Site icon Total Advanced Diagnostics

RI child care providers noncompliant with safety rules: Audit

RI child care providers noncompliant with safety rules: Audit

Results of the audit come as child-care centers in Rhode Island and across the country have faced severe strain. With significant demand for limited seats, parents face high tuition costs, but the cost of operating an infant or toddler room can also be unsustainable for providers.

In Rhode Island, the Department of Human Services licenses different kinds of care of children, including child care centers, or center-based day programs caring for larger groups of children (in 2024: 416 centers with 31,744 seats); family child care homes, or care provided by an individual in their home for eight or fewer children (in 2024: 385 centers, 2,830 seats); and group family child care homes, or care provided by an individual provider with assistants, within their home, serving eight to 12 children (in 2024: 11 homes, 118 seats).

Completed between July 2022 and February 2025, the audit sampled 50 random providers of child care centers and family child care homes.

The audit found 64 percent of providers reviewed – or 32 of those sampled – had “significant noncompliance” with facility health and safety requirements.

Those include fire, lead, and radon inspections; having accessible toilet and diaper facilities; having safe and protected outdoor play areas; having durable and well-maintained furniture; and having facilities “free of toxic substances and dangerous equipment accessible by children, rodent or insect infestations, and uncovered garbage receptacles,” according to the report.

The audit ultimately found 232 instances of noncompliance with provider facility health and safety requirements. The review also discovered 920 instances of noncompliance with documentation requirements for providers and staff, with “deficiencies” noted for 320 out of the 464 staff members in the audit.

Twenty six of the 50 providers reviewed were noncompliant with background check requirements, and necessary documentation was “lacking” for 72 of the 464 staffers reviewed, the report states.

Additionally, officials found 43 of the 50 providers reviewed were noncompliant with child record documentation requirements for 174 out of the 622 children cared for at the facilities.

Although the state Department of Human Services conducted required desk audits and site visits to all of the providers reviewed, “these procedures did not adequately ensure provider compliance.”

“These instances of potentially hazardous conditions and noncompliance indicate that additional measures need to be taken to ensure that providers comply with mandated health and safety requirements,” the report concluded.

Additionally, the report noted the review found Rhode Island is not among the 20 states that have regulations or a law restricting sex offenders from living near a child care provider.

While there is a state law that prohibits sex offenders from residing within 300 feet of a school and “where children congregate,” child care facilities are not covered under the statute, the report states.

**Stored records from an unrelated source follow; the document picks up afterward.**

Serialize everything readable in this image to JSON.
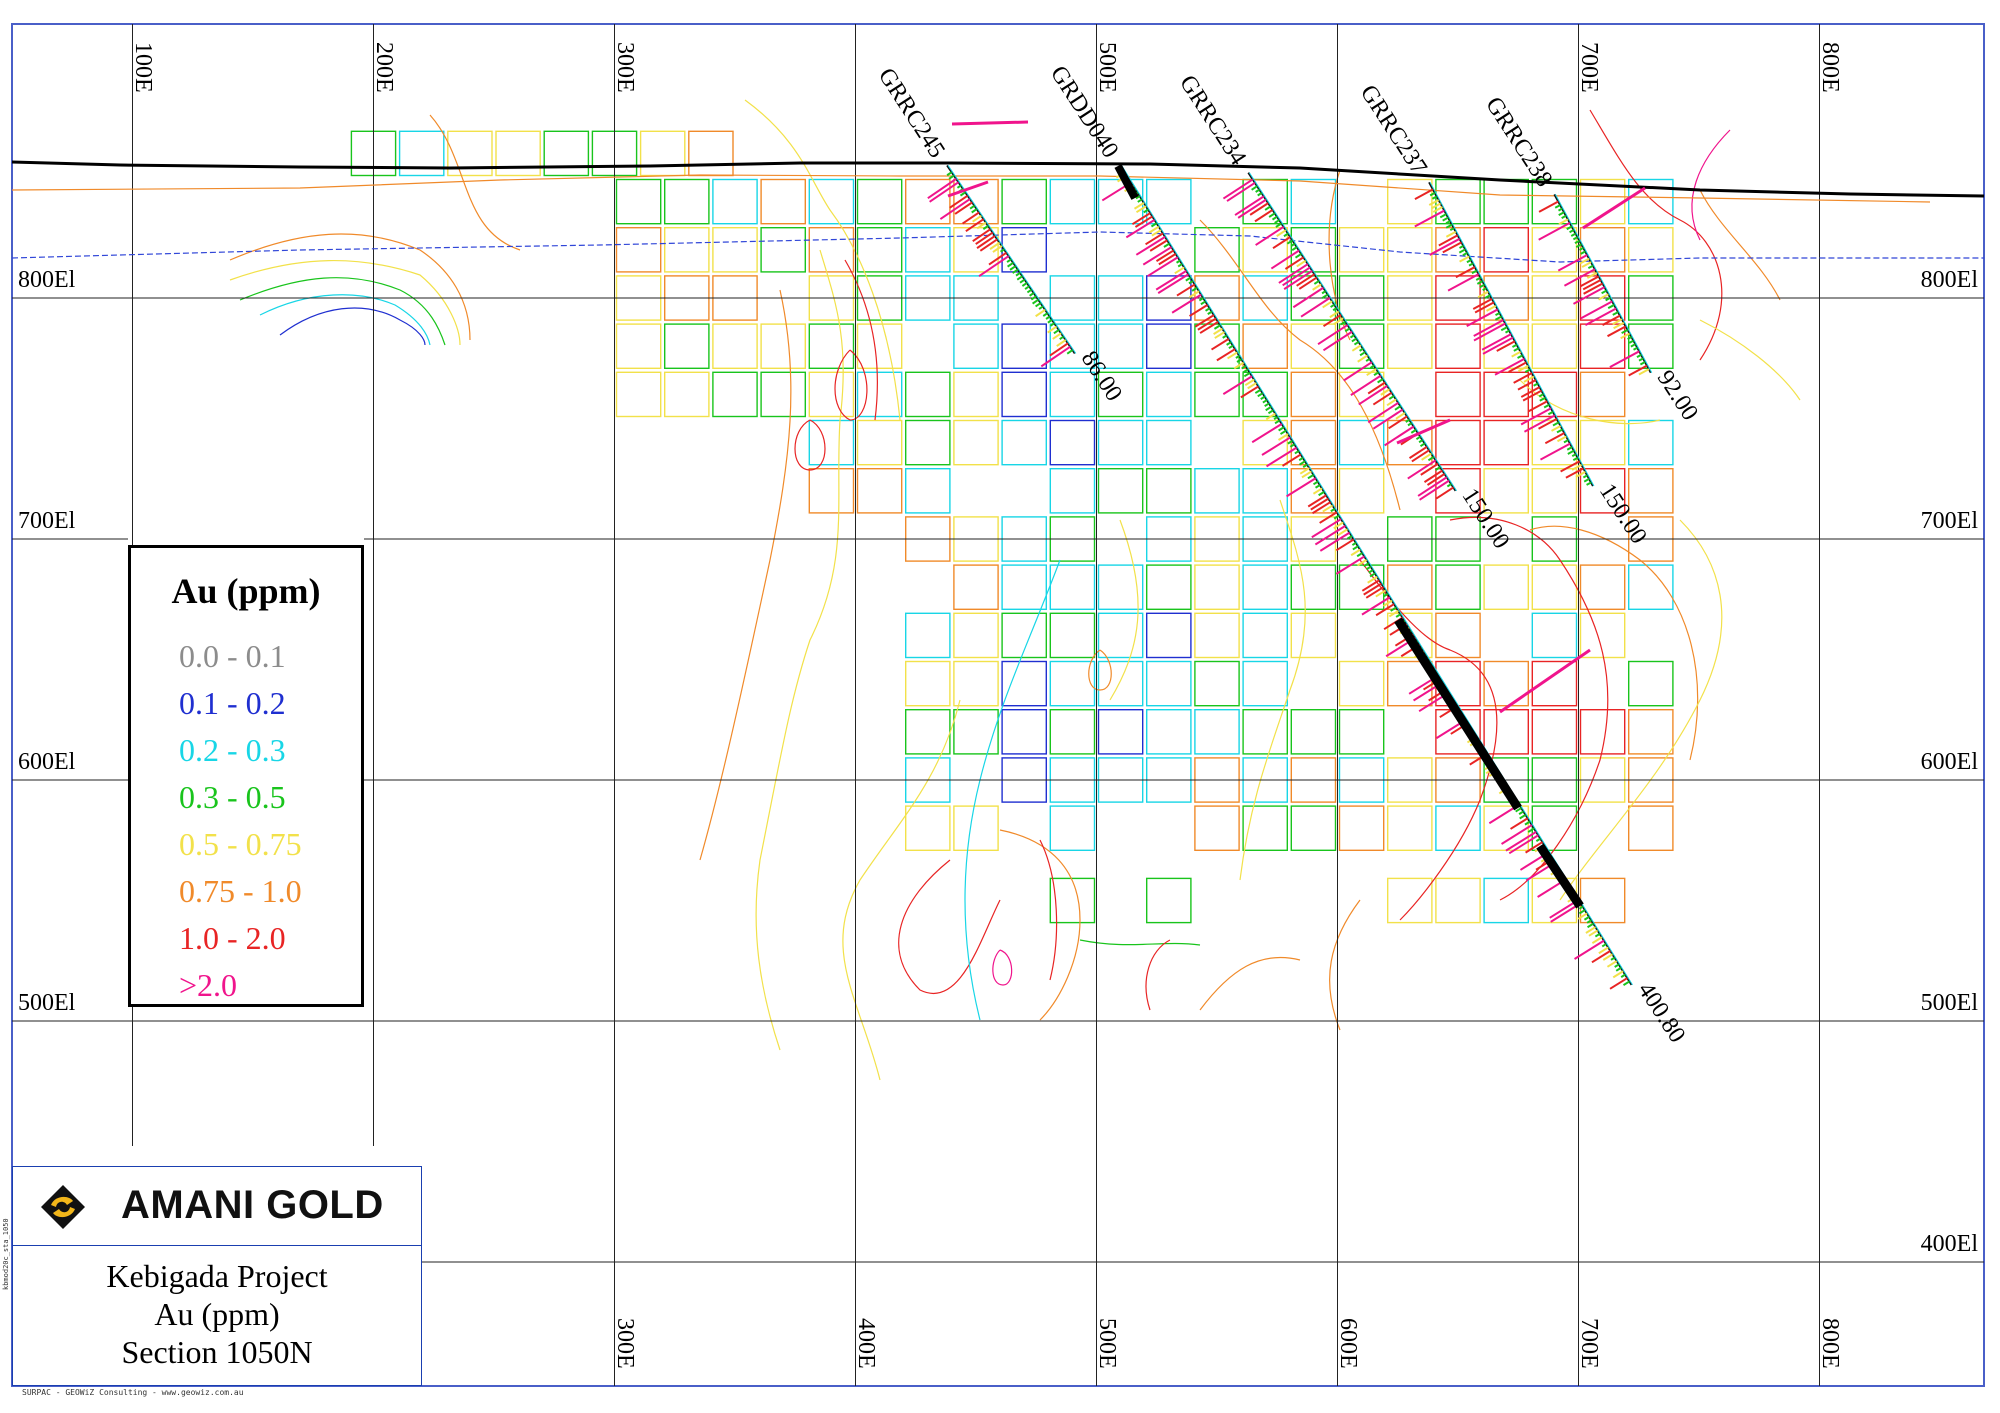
{
  "section": {
    "grid_easting_top": [
      "100E",
      "200E",
      "300E",
      "400E",
      "500E",
      "600E",
      "700E",
      "800E"
    ],
    "grid_easting_bottom": [
      "300E",
      "400E",
      "500E",
      "600E",
      "700E",
      "800E"
    ],
    "grid_elevation_left": [
      "800El",
      "700El",
      "600El",
      "500El"
    ],
    "grid_elevation_right": [
      "800El",
      "700El",
      "600El",
      "500El",
      "400El"
    ]
  },
  "holes": [
    {
      "id": "GRRC245",
      "depth": "86.00",
      "collar_e": 438,
      "collar_el": 855,
      "end_e": 491,
      "end_el": 777
    },
    {
      "id": "GRDD040",
      "depth": "400.80",
      "collar_e": 510,
      "collar_el": 855,
      "end_e": 722,
      "end_el": 515
    },
    {
      "id": "GRRC234",
      "depth": "150.00",
      "collar_e": 563,
      "collar_el": 852,
      "end_e": 649,
      "end_el": 720
    },
    {
      "id": "GRRC237",
      "depth": "150.00",
      "collar_e": 638,
      "collar_el": 848,
      "end_e": 706,
      "end_el": 722
    },
    {
      "id": "GRRC238",
      "depth": "92.00",
      "collar_e": 690,
      "collar_el": 843,
      "end_e": 730,
      "end_el": 769
    }
  ],
  "legend": {
    "title": "Au (ppm)",
    "items": [
      {
        "label": "0.0 - 0.1",
        "color": "#8c8c8c"
      },
      {
        "label": "0.1 - 0.2",
        "color": "#1f2fd0"
      },
      {
        "label": "0.2 - 0.3",
        "color": "#18d6e6"
      },
      {
        "label": "0.3 - 0.5",
        "color": "#19c41c"
      },
      {
        "label": "0.5 - 0.75",
        "color": "#f2e14a"
      },
      {
        "label": "0.75 - 1.0",
        "color": "#f08a2a"
      },
      {
        "label": "1.0 - 2.0",
        "color": "#e82424"
      },
      {
        "label": ">2.0",
        "color": "#f0148c"
      }
    ]
  },
  "title_block": {
    "company": "AMANI GOLD",
    "project": "Kebigada Project",
    "variable": "Au (ppm)",
    "section": "Section 1050N"
  },
  "footer": {
    "credit": "SURPAC - GEOWiZ Consulting - www.geowiz.com.au",
    "code": "kbmod20c_sta_1050"
  }
}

Auditors used the state’s Sex Offender Register to identify 59 instances in which “the addresses of Level 2 and Level 3 sex offenders were found living 300 feet or less from Rhode Island child care providers.”

“Included in this number were offenders convicted of rape and abuse of a child, first and second degree child molestation, and possession of child pornography,” the report states, noting that addresses in the register are self reported, and therefore, may be inaccurate or out of date,” the report states.

The report recommends officials should consider broadening the sex offender residency restrictions.

The report makes several other recommendations to the Department of Human Services’ Office of Child Care, including improvements for monitoring for compliance with health and safety requirements, staff documentation requirements, employee background checks, and child record documentation requirements.

The Department of Human Services responded to each of the recommendations in the report, noting that “correcting high-risk, non-compliances on-site is of the utmost importance.”

Instances of non-compliance with health and safety requirements at family child care centers – or facilities that care for up to 12 children in a residential building – were immediately addressed, as an agency official was present when auditors conducted their visits, the report states.

“Child care licensing takes non-compliances very seriously, but depending on risk-level are not always able to immediately address,” the department responded. “As an example, if children’s files don’t have immunization records, it’s considered a non-compliance, but the provider has time to rectify the situation and/or put in place a stronger policy to ensure that parents provide what [is] required.”

The agency said it also launched a workforce registry for all early childhood staff in February 2024 and a new licensing system was launched the following year. All child care staff will be required to participate in the registry by the end of this year, officials said.

“This will allow DHS staff to review all staff files at any point remotely,” the report states.

The department said it also appreciates the report’s findings about sex offender residences “and will work to include language in statute similar to other states.”